Hey everyone! I'm diving into Azure Network Security Groups (NSGs) and I've got some questions about setting rules properly. Is it a no-go to use 'Any' protocol in inbound rules for specific ports? Also, why do we sometimes see rules like '65001 AllowinternetOutbound Any Any Any Destination="Internet"'? That seems a bit risky to me. I'd love to hear your thoughts and any real-life examples you might have. Thanks!
4 Answers
Allowing 'Any' protocol is generally a bad idea. The principle of least privilege suggests that rules should be specific to grant just enough access for what’s necessary. While it's tempting to keep things simple, balancing security with convenience is tricky. Many organizations end up using more permissive rules for outbound traffic, which can lead to vulnerabilities.
In our experience, each subnet typically has its own NSG. By default, outbound rules are open, while inbound rules tend to be more controlled. This setup allows internal communication while still providing room to implement stricter security if needed. It's all about tailoring it to your organization’s specific needs.
Definitely avoid using 'Any' when you can.

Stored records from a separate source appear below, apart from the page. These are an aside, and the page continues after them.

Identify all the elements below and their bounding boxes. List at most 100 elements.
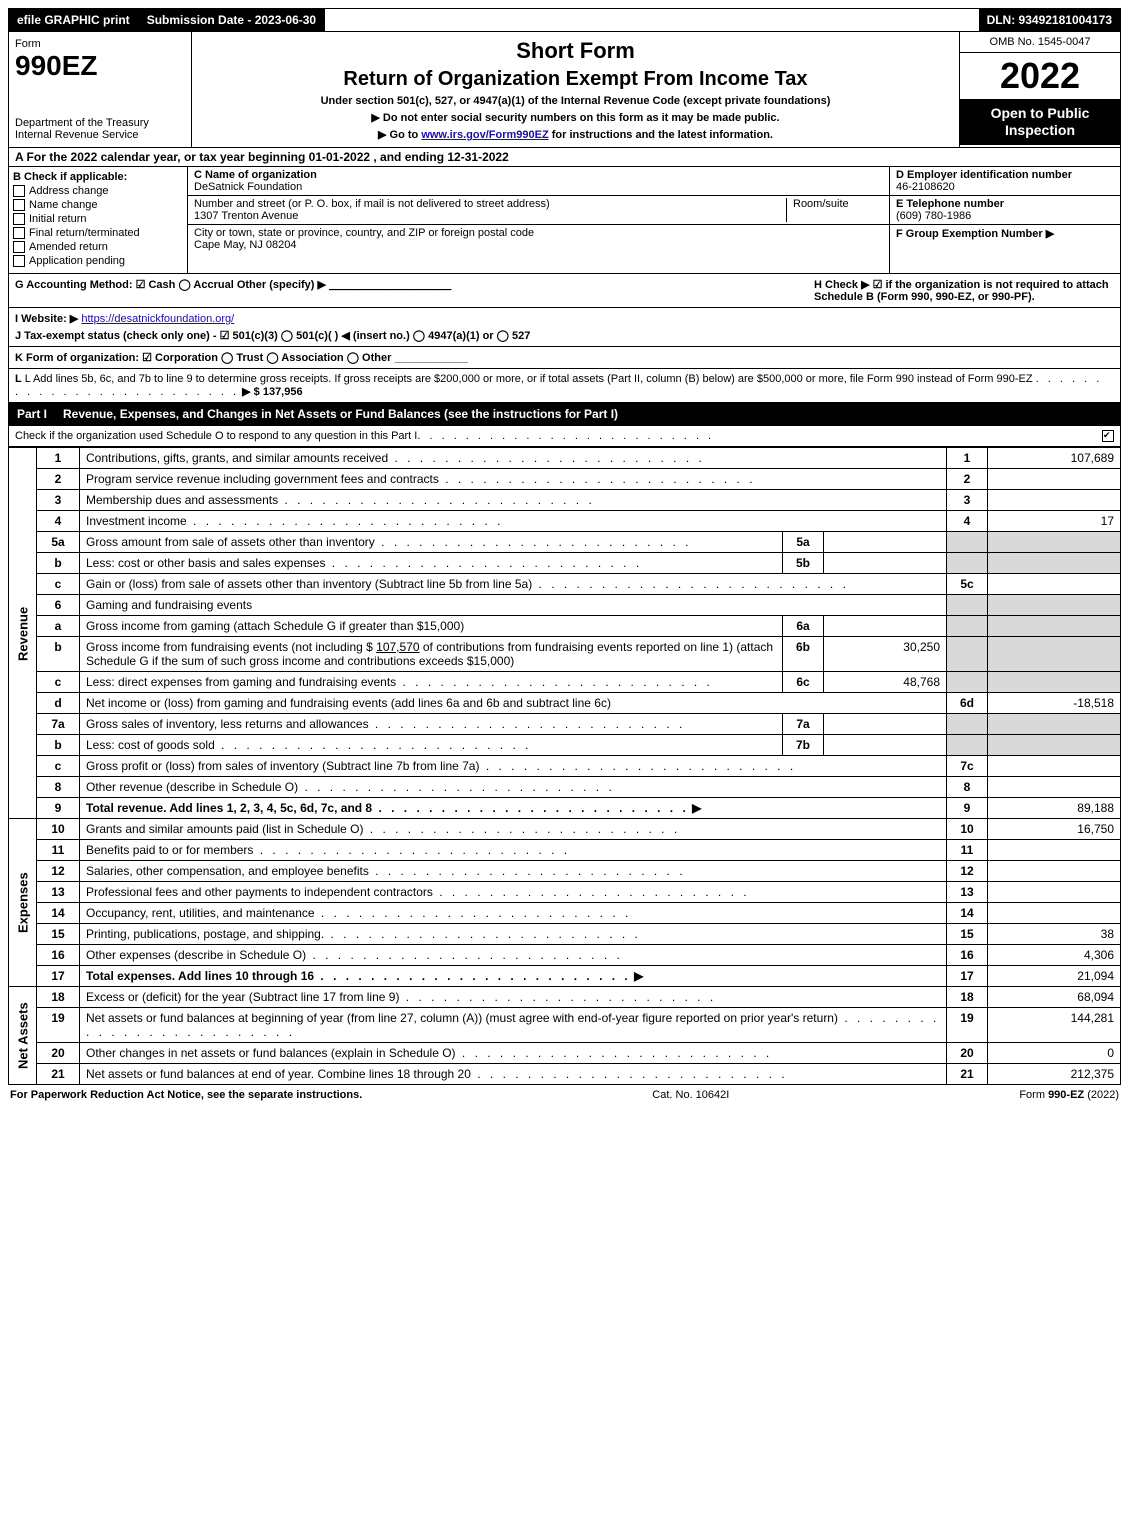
row18-amt: 68,094 [988,987,1121,1008]
section-c-org: C Name of organization DeSatnick Foundat… [188,167,889,273]
row20-amt: 0 [988,1043,1121,1064]
row8-ln: 8 [947,777,988,798]
row18-num: 18 [37,987,80,1008]
row3-ln: 3 [947,490,988,511]
row2-num: 2 [37,469,80,490]
row13-ln: 13 [947,882,988,903]
row11-desc: Benefits paid to or for members [86,843,253,857]
j-tax-exempt: J Tax-exempt status (check only one) - ☑… [15,329,1114,342]
row6c-num: c [37,672,80,693]
row18-ln: 18 [947,987,988,1008]
lbl-initial-return: Initial return [29,213,86,225]
row17-amt: 21,094 [988,966,1121,987]
l-amount: ▶ $ 137,956 [242,386,302,398]
row11-ln: 11 [947,840,988,861]
website-link[interactable]: https://desatnickfoundation.org/ [81,313,234,325]
row4-ln: 4 [947,511,988,532]
row6c-ln-grey [947,672,988,693]
row7b-amt-grey [988,735,1121,756]
e-phone-label: E Telephone number [896,198,1004,210]
row4-num: 4 [37,511,80,532]
row5c-num: c [37,574,80,595]
section-a-tax-year: A For the 2022 calendar year, or tax yea… [8,148,1121,167]
row5a-mnum: 5a [783,532,824,553]
row16-amt: 4,306 [988,945,1121,966]
section-k-org-form: K Form of organization: ☑ Corporation ◯ … [8,347,1121,369]
org-name: DeSatnick Foundation [194,181,302,193]
row15-ln: 15 [947,924,988,945]
goto-notice: ▶ Go to www.irs.gov/Form990EZ for instru… [198,128,953,141]
section-l-gross-receipts: L L Add lines 5b, 6c, and 7b to line 9 t… [8,369,1121,403]
row5b-mnum: 5b [783,553,824,574]
row2-desc: Program service revenue including govern… [86,472,439,486]
row10-amt: 16,750 [988,819,1121,840]
row10-num: 10 [37,819,80,840]
row16-num: 16 [37,945,80,966]
header-center: Short Form Return of Organization Exempt… [192,32,959,147]
header-left: Form 990EZ Department of the Treasury In… [9,32,192,147]
row5c-desc: Gain or (loss) from sale of assets other… [86,577,532,591]
form-word: Form [15,38,185,50]
row10-desc: Grants and similar amounts paid (list in… [86,822,363,836]
efile-print-cell: efile GRAPHIC print [9,9,139,31]
lbl-address-change: Address change [29,185,109,197]
entity-info-block: B Check if applicable: Address change Na… [8,167,1121,274]
row7a-mnum: 7a [783,714,824,735]
row14-amt [988,903,1121,924]
chk-final-return[interactable] [13,227,25,239]
row7a-desc: Gross sales of inventory, less returns a… [86,717,369,731]
row19-desc: Net assets or fund balances at beginning… [86,1011,838,1025]
lbl-final-return: Final return/terminated [29,227,140,239]
footer-right: Form 990-EZ (2022) [1019,1089,1119,1101]
chk-application-pending[interactable] [13,255,25,267]
part-i-header: Part I Revenue, Expenses, and Changes in… [8,403,1121,426]
row5b-ln-grey [947,553,988,574]
row15-desc: Printing, publications, postage, and shi… [86,927,324,941]
chk-address-change[interactable] [13,185,25,197]
row7b-desc: Less: cost of goods sold [86,738,215,752]
lbl-application-pending: Application pending [29,255,125,267]
row9-ln: 9 [947,798,988,819]
row5a-num: 5a [37,532,80,553]
goto-pre: ▶ Go to [378,129,421,141]
ssn-notice: ▶ Do not enter social security numbers o… [198,111,953,124]
f-group-exempt-label: F Group Exemption Number ▶ [896,228,1054,240]
chk-amended-return[interactable] [13,241,25,253]
row11-amt [988,840,1121,861]
row21-amt: 212,375 [988,1064,1121,1085]
row11-num: 11 [37,840,80,861]
tax-year: 2022 [960,53,1120,99]
goto-post: for instructions and the latest informat… [552,129,773,141]
footer-center: Cat. No. 10642I [652,1089,729,1101]
row21-desc: Net assets or fund balances at end of ye… [86,1067,471,1081]
chk-name-change[interactable] [13,199,25,211]
row5a-ln-grey [947,532,988,553]
row6b-mval: 30,250 [824,637,947,672]
row6b-desc-pre: Gross income from fundraising events (no… [86,640,376,654]
row1-amt: 107,689 [988,448,1121,469]
chk-initial-return[interactable] [13,213,25,225]
lbl-amended-return: Amended return [29,241,108,253]
row5a-mval [824,532,947,553]
row6a-num: a [37,616,80,637]
row5a-amt-grey [988,532,1121,553]
lbl-name-change: Name change [29,199,98,211]
ein-value: 46-2108620 [896,181,955,193]
row16-desc: Other expenses (describe in Schedule O) [86,948,306,962]
row14-ln: 14 [947,903,988,924]
row1-desc: Contributions, gifts, grants, and simila… [86,451,388,465]
irs-link[interactable]: www.irs.gov/Form990EZ [421,129,548,141]
row12-desc: Salaries, other compensation, and employ… [86,864,369,878]
row8-num: 8 [37,777,80,798]
row19-num: 19 [37,1008,80,1043]
chk-schedule-o-part1[interactable] [1102,430,1114,442]
row9-amt: 89,188 [988,798,1121,819]
row20-desc: Other changes in net assets or fund bala… [86,1046,456,1060]
row3-num: 3 [37,490,80,511]
form-number: 990EZ [15,50,185,82]
row6d-ln: 6d [947,693,988,714]
row15-amt: 38 [988,924,1121,945]
row9-num: 9 [37,798,80,819]
c-room-label: Room/suite [793,198,849,210]
row2-ln: 2 [947,469,988,490]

Good practice is all about being explicit with rules while not making management overly difficult. It's important to have a clear security strategy in place.

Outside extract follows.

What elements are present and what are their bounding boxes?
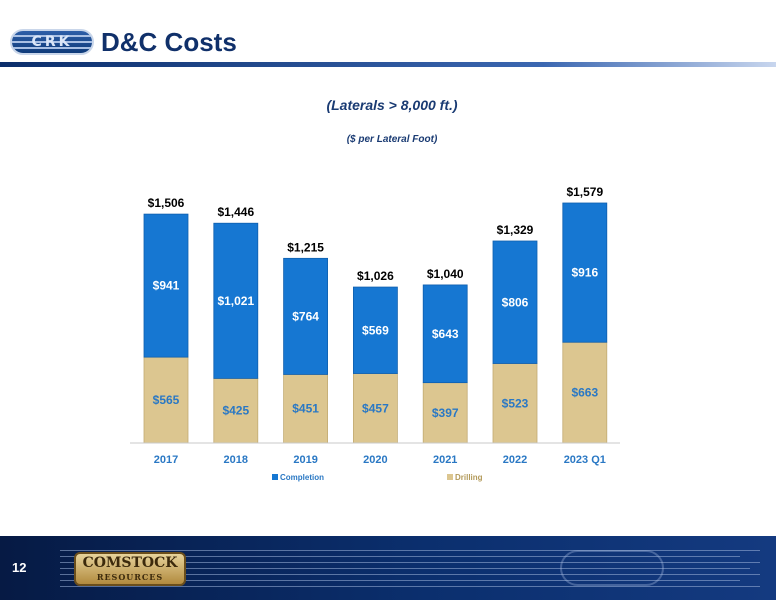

I’m dealing with this too, especially in a large environment. My focus has been on port restrictions for inbound traffic by creating individual NSGs per subnet, and then routing outbound through a load balancer to firewalls. For now, I’ve had to allow 'Any' for outbound, but it's certainly on my agenda to tighten those rules later on.
I totally get that! Outbound rules can get complicated because not all apps document their necessary outgoing ports. Keeping an eye on outgoing traffic and adjusting NSGs accordingly can really help.